University officials announced the launch of a new school of health on Monday afternoon.
The school will be funded by a $15 million donation from an anonymous alumnus — the second largest donation in Calvin’s history.
Its programs will include the existing disciplines of nursing, kinesiology, exercise science, speech pathology and audiology, and public health, as well as the three health-related master’s programs Calvin plans to launch by fall 2022. Expanded degree options are also expected.
“Everywhere we see growing demand for quality health sciences education,” said University President Michael Le Roy. “We are deeply grateful for the vision that prompts this outstanding gift.”
The former West Michigan Regional Lab in the basement of DeVries Hall, which was recently dissolved due to financial issues, will be repurposed as a state-of-the-art medical laboratory, according to a press release.
“This will include a new cadaver lab for teaching human anatomy, alongside additional virtual dissection tables to support anatomy exposure for students who may not be in a traditional semester-long course,” Provost Noah Toly said in the press release.
“The strength of Calvin’s health-related programs is rooted in excellent teaching and research mentoring.
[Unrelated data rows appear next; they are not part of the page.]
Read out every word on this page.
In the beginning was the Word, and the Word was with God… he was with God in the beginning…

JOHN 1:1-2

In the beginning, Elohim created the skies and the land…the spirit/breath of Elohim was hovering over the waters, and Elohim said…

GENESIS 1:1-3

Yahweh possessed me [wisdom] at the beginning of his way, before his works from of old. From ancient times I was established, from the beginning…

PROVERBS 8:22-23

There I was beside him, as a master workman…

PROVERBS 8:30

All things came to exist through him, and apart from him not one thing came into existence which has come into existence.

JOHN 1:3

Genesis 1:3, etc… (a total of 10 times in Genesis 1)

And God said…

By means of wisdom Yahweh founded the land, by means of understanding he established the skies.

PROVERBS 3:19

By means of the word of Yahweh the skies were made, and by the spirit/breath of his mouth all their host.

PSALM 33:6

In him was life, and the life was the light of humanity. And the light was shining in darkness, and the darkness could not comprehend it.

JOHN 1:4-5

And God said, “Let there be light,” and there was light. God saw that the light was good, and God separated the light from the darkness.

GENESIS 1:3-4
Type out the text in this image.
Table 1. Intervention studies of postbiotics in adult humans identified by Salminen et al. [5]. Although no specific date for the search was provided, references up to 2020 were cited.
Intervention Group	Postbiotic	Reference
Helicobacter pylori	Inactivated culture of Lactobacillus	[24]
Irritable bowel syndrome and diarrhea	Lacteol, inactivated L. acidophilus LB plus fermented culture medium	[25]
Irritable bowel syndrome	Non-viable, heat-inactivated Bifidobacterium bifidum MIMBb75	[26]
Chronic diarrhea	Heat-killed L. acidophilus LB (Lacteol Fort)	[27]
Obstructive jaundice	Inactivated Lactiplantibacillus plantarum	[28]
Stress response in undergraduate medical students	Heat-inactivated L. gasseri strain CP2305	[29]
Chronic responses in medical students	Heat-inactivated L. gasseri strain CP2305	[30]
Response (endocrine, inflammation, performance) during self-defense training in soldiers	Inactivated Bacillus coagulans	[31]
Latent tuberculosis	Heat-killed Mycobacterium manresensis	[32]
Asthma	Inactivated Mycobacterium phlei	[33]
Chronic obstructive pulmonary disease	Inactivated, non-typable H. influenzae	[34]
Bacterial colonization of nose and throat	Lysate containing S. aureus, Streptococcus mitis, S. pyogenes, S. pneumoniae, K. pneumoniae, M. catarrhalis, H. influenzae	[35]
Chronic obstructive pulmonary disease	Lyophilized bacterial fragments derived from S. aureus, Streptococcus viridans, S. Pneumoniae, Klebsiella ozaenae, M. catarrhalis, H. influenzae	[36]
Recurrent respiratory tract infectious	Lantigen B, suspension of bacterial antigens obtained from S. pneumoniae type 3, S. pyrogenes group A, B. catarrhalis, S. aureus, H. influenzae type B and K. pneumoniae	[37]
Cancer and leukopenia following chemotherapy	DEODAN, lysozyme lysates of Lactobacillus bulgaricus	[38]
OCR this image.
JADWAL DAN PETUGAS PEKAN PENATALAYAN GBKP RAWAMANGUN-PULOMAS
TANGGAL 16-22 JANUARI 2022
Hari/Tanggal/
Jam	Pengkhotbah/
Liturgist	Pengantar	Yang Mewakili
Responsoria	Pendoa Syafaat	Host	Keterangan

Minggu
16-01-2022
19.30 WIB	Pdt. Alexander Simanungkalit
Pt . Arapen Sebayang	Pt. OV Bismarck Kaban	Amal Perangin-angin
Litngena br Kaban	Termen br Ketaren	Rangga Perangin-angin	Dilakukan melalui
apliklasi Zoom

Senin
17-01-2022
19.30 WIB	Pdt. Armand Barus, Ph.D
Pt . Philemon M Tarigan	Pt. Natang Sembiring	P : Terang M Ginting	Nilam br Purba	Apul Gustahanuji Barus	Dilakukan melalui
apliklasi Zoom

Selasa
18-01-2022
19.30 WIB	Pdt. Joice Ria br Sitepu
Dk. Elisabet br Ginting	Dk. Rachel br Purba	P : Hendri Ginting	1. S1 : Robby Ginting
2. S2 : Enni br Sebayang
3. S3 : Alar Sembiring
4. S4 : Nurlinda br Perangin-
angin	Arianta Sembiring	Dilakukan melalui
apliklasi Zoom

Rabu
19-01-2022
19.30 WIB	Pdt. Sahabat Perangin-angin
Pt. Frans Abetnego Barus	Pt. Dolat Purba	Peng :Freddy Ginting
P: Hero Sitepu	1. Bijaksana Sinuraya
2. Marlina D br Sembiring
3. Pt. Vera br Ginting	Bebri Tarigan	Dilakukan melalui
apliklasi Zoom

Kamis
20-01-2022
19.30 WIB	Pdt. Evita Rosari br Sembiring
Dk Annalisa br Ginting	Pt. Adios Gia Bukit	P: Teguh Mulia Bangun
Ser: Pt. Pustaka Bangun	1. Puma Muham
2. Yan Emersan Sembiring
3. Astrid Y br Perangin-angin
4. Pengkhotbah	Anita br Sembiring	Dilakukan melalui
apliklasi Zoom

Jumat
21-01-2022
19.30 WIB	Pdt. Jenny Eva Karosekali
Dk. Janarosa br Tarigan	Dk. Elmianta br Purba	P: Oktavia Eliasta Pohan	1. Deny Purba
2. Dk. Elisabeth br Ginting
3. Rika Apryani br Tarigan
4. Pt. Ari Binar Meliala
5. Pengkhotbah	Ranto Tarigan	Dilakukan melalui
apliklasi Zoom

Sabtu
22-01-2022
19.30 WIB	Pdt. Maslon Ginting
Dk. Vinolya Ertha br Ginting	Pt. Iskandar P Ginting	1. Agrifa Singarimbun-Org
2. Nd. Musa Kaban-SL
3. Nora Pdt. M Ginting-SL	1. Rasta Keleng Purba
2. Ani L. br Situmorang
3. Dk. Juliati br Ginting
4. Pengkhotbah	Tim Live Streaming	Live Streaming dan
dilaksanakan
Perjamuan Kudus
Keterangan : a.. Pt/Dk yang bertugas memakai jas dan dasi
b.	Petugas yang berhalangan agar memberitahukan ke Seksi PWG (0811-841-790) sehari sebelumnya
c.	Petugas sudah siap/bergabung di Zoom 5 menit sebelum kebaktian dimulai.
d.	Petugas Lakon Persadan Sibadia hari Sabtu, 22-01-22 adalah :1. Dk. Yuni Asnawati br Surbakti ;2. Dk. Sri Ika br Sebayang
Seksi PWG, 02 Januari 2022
Our faculty regularly receive grants from the National Science Foundation, National Institutes of Health, Michigan Health Endowment, and Robert Wood Johnson Foundation,” Arlene Hoogewerf, academic dean, said in the press release.
According to Hoogewerf, health sciences professors at Calvin are active in their research projects, giving students more research opportunities than undergraduates at top-tier research schools.
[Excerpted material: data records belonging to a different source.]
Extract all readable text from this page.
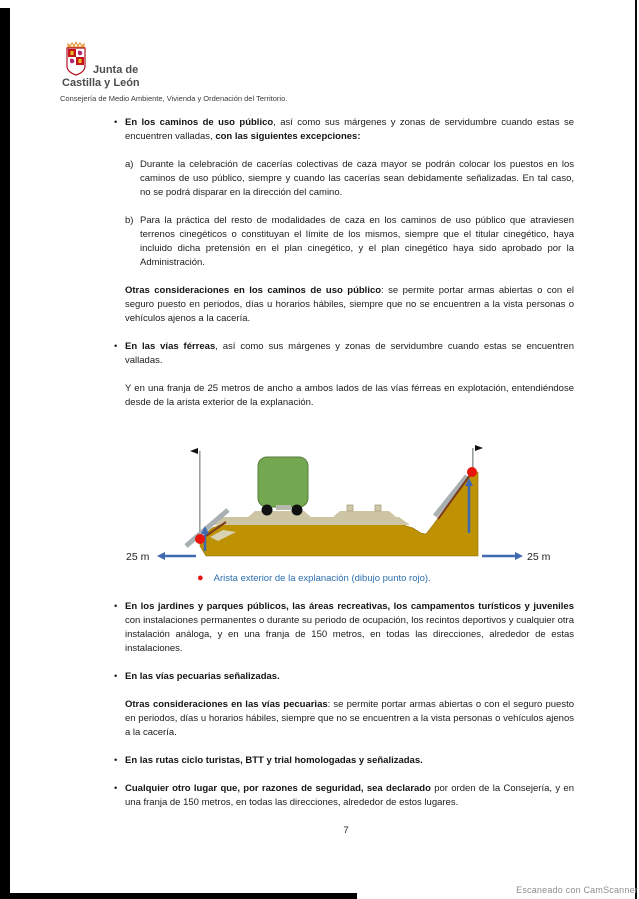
Junta de
Castilla y León
Consejería de Medio Ambiente, Vivienda y Ordenación del Territorio.
• En los caminos de uso público, así como sus márgenes y zonas de servidumbre cuando estas se encuentren valladas, con las siguientes excepciones:
a) Durante la celebración de cacerías colectivas de caza mayor se podrán colocar los puestos en los caminos de uso público, siempre y cuando las cacerías sean debidamente señalizadas. En tal caso, no se podrá disparar en la dirección del camino.
b) Para la práctica del resto de modalidades de caza en los caminos de uso público que atraviesen terrenos cinegéticos o constituyan el límite de los mismos, siempre que el titular cinegético, haya incluido dicha pretensión en el plan cinegético, y el plan cinegético haya sido aprobado por la Administración.
Otras consideraciones en los caminos de uso público: se permite portar armas abiertas o con el seguro puesto en periodos, días u horarios hábiles, siempre que no se encuentren a la vista personas o vehículos ajenos a la cacería.
• En las vías férreas, así como sus márgenes y zonas de servidumbre cuando estas se encuentren valladas.
Y en una franja de 25 metros de ancho a ambos lados de las vías férreas en explotación, entendiéndose desde de la arista exterior de la explanación.
25 m	25 m
● Arista exterior de la explanación (dibujo punto rojo).
• En los jardines y parques públicos, las áreas recreativas, los campamentos turísticos y juveniles con instalaciones permanentes o durante su periodo de ocupación, los recintos deportivos y cualquier otra instalación análoga, y en una franja de 150 metros, en todas las direcciones, alrededor de estas instalaciones.
• En las vías pecuarias señalizadas.
Otras consideraciones en las vías pecuarias: se permite portar armas abiertas o con el seguro puesto en periodos, días u horarios hábiles, siempre que no se encuentren a la vista personas o vehículos ajenos a la cacería.
• En las rutas ciclo turistas, BTT y trial homologadas y señalizadas.
• Cualquier otro lugar que, por razones de seguridad, sea declarado por orden de la Consejería, y en una franja de 150 metros, en todas las direcciones, alrededor de estos lugares.
7
Escaneado con CamScanner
The school of health will capitalize on existing relationships in higher education, including Calvin’s partnerships with Wayne State, Michigan State and the University of Michigan’s medical schools.
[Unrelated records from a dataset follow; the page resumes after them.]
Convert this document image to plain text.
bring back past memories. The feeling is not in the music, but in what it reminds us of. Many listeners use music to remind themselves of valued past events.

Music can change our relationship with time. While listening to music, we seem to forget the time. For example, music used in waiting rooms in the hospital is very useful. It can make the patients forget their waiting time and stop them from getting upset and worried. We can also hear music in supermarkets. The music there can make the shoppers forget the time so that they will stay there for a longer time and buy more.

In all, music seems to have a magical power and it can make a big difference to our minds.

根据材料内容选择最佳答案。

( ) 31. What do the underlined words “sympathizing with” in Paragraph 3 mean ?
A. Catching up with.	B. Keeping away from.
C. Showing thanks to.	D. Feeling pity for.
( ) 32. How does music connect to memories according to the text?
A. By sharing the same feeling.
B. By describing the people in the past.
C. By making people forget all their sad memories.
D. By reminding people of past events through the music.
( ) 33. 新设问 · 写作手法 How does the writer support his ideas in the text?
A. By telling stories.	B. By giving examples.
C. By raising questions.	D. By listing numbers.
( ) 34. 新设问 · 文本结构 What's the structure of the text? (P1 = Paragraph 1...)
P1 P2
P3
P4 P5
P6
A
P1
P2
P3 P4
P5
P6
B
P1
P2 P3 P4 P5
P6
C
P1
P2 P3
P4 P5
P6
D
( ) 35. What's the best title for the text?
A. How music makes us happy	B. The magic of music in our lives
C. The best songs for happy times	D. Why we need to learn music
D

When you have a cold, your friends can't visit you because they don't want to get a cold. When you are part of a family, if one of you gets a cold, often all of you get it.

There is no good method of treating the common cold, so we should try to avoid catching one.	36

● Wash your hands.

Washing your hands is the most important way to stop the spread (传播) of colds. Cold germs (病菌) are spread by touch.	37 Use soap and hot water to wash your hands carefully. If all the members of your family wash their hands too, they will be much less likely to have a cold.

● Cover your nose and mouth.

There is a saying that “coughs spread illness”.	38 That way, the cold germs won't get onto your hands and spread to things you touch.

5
“We appreciate these strong partnerships, and we are poised to grow those connections in multiple directions,” said Kevin den Dulk, associate provost of the Calvin Global Campus. “I’m excited that we have faculty and staff with wide connections as well as committed alumni who will contribute to the strength of the School of Health.”
In the months to come, a committee made up of faculty, staff and administrators will flesh out details for the school and make recommendations for undergraduate and graduate health programs. University officials are also looking to hire a new dean to lead the school of health.